Yes, I agree. I don't like the word. It's unpleasant and offensive. But it is entirely possible that this poor woman was using the word in a relevant medical context to describe how her sons body reacts during a meltdown. Maybe she comes from a part of the world where using that word isn't as 'frowned upon'. Maybe she's grown up with it being an acceptable word to use to describe a meltdown. She obviously didn't mean to cause offense by saying it, or she wouldn't have said it to a bunch of SN parents who would find it incredibly insensitive. The fact of the matter is you don't know what the deal is because you're all acting like the cast of Mean Girls and shutting her out.

This woman made a very, very small mistake. Pull on your big girl panties and gently tell her that you find the word offensive and would appreciate it if she didn't use it in the future. Be a grown up and stop acting like a bunch of school yard bullies.

Jeez-oh. I feel really sorry for her!

murmuration · 18/05/2016 06:49

Wait, brainstorm is offensive? I thought that was some kind of business-speak. I suppose it refers to epilepsy? I thought it was used in a positive manner, brainstorming session for great ideas and so on. I've never heard it used negatively, but is the whole point to not co-opt a disease for any other use?

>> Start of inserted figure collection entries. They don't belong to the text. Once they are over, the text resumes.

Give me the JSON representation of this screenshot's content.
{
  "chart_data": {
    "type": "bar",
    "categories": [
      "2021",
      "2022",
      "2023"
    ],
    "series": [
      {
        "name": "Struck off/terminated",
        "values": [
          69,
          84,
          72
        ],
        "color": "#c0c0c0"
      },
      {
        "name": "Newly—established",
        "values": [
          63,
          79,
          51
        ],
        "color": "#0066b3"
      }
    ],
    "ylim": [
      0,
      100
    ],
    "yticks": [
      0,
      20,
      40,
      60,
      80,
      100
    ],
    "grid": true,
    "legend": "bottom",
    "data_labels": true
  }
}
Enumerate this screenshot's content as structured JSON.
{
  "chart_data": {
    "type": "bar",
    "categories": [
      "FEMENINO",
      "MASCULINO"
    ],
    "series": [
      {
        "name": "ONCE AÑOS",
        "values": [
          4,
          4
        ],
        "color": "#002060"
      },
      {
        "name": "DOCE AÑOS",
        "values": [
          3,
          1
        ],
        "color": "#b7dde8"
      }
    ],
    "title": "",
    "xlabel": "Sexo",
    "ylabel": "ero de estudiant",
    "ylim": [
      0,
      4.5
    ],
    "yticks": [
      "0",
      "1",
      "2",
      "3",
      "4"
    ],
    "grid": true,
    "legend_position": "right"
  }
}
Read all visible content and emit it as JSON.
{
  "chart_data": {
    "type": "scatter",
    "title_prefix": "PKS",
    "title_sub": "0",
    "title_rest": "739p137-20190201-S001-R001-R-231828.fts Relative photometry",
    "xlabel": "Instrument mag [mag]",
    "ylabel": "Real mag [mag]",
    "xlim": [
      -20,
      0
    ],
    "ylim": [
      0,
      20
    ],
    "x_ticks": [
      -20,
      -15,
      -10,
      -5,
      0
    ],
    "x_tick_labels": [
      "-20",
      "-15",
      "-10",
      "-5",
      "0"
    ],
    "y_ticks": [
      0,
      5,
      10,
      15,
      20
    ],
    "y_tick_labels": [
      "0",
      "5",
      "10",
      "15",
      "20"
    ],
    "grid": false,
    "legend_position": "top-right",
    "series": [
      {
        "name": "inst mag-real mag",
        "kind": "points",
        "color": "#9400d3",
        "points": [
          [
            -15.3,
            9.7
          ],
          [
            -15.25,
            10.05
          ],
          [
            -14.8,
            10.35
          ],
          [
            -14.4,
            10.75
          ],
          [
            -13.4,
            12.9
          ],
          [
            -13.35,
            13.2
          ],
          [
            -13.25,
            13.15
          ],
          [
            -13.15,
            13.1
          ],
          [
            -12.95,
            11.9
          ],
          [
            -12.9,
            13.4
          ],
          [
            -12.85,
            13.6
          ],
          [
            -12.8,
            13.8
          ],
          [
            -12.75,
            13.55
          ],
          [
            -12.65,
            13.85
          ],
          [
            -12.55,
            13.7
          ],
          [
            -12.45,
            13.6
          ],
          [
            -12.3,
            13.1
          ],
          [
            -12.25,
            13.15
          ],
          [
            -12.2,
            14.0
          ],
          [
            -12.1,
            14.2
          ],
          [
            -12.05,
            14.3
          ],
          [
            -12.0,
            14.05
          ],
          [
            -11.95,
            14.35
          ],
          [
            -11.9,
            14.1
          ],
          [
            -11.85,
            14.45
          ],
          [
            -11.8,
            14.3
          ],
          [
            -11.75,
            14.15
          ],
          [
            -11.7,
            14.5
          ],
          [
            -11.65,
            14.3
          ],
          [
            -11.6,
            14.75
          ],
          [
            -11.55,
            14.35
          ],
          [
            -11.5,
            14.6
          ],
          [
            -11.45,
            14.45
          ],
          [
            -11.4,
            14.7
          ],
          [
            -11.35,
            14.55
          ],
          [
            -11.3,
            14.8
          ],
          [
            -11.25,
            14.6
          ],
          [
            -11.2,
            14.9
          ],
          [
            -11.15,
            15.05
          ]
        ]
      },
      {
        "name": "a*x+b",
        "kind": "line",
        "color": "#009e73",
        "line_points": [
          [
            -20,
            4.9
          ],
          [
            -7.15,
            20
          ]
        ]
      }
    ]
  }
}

zzzzz, are you American or Canadian? I would be very interested to hear what an American or Canadian disabled person's opinion is. I'm American and I had never heard it as an insult - I'd never really heard spastic at all, but we used 'spaz' to imply fun and dancy. That's probably why I thought it had something to do with jazz. You'd apply it to yourself, and you would be in no way meaning to insult someone by applying it to them - more the opposite, implying they were a fun person to be around. But I suppose it could be like the brainstorm thing, and just not on to co-opt a word for even a positive connotation?

And while on the topic of cultural differences, I've seen 'going postal' used here and among other British groups that I typically think of reasonably socially conscious. Does the average Brit know what that term refers to? As an American who lived through the events in question I find it in rather poor taste, although understand it is in reasonably common parlance.